The problem now is that we came back to the US and he started at and has done well at the State University there for one term---started last January. I have had to pay full fees and he understood that he had to work during the summer so that he could present his W2 forms to prove residency in this state to cut his fees in half. His January-June fees, food, and lodging have cost me $20,000 and I am not rich. I have had to come back to the UK to sort out some things here and he (after the end of the Spring term---end of May) just disappeared off the radar and will not answer his phone or my emails.
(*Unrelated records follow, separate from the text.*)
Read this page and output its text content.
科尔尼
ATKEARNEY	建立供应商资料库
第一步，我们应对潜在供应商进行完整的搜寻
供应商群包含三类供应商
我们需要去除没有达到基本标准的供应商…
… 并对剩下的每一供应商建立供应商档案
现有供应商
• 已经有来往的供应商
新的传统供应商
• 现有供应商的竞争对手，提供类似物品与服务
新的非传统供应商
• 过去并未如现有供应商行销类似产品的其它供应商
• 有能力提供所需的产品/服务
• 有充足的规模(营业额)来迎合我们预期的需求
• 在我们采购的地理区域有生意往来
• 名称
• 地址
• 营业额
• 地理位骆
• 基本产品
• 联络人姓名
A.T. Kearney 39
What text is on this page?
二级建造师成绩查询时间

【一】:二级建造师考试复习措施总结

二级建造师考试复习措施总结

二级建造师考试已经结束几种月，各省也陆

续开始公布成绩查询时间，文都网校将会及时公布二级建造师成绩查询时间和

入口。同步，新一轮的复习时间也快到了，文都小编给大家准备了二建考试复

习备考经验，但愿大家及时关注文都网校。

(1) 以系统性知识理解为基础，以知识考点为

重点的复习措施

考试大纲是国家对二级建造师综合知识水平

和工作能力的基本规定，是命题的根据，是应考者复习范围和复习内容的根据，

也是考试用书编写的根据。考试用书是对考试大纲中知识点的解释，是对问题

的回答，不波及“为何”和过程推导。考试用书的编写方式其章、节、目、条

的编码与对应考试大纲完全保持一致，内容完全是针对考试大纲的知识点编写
I have just sent one of his roommates some money for my son's share of the utilities; the roommate who is much older says he is OK, and out with friends, but not working. I am very worried, but also displeased about the apparent return of this "pattern." I also just paid off his overdraft here on his bank account here in London (about $2,000.) I did tell him that I was angry about having to pay the overdraft here, (and if I had not done so, the interest would have added up to a terrible amount which he could probably never pay off); again he was not apologetic, said something like "well, thanks," but not much more. My biggest worry is that he won't get in touch, and I like to be in touch. When I am in the same state (until a month ago) he used to call me 4 or 5 times a day to tell me what was going on in his classes, etc. He is quite garrulous---loves to talk in general---practically about everything, but not about his own problems, i.e., not taking his exams, or running out of money, etc. To his credit he usually cooks for himself and he is determined not to have a credit card, and to live within his means now; I hope he is not starving!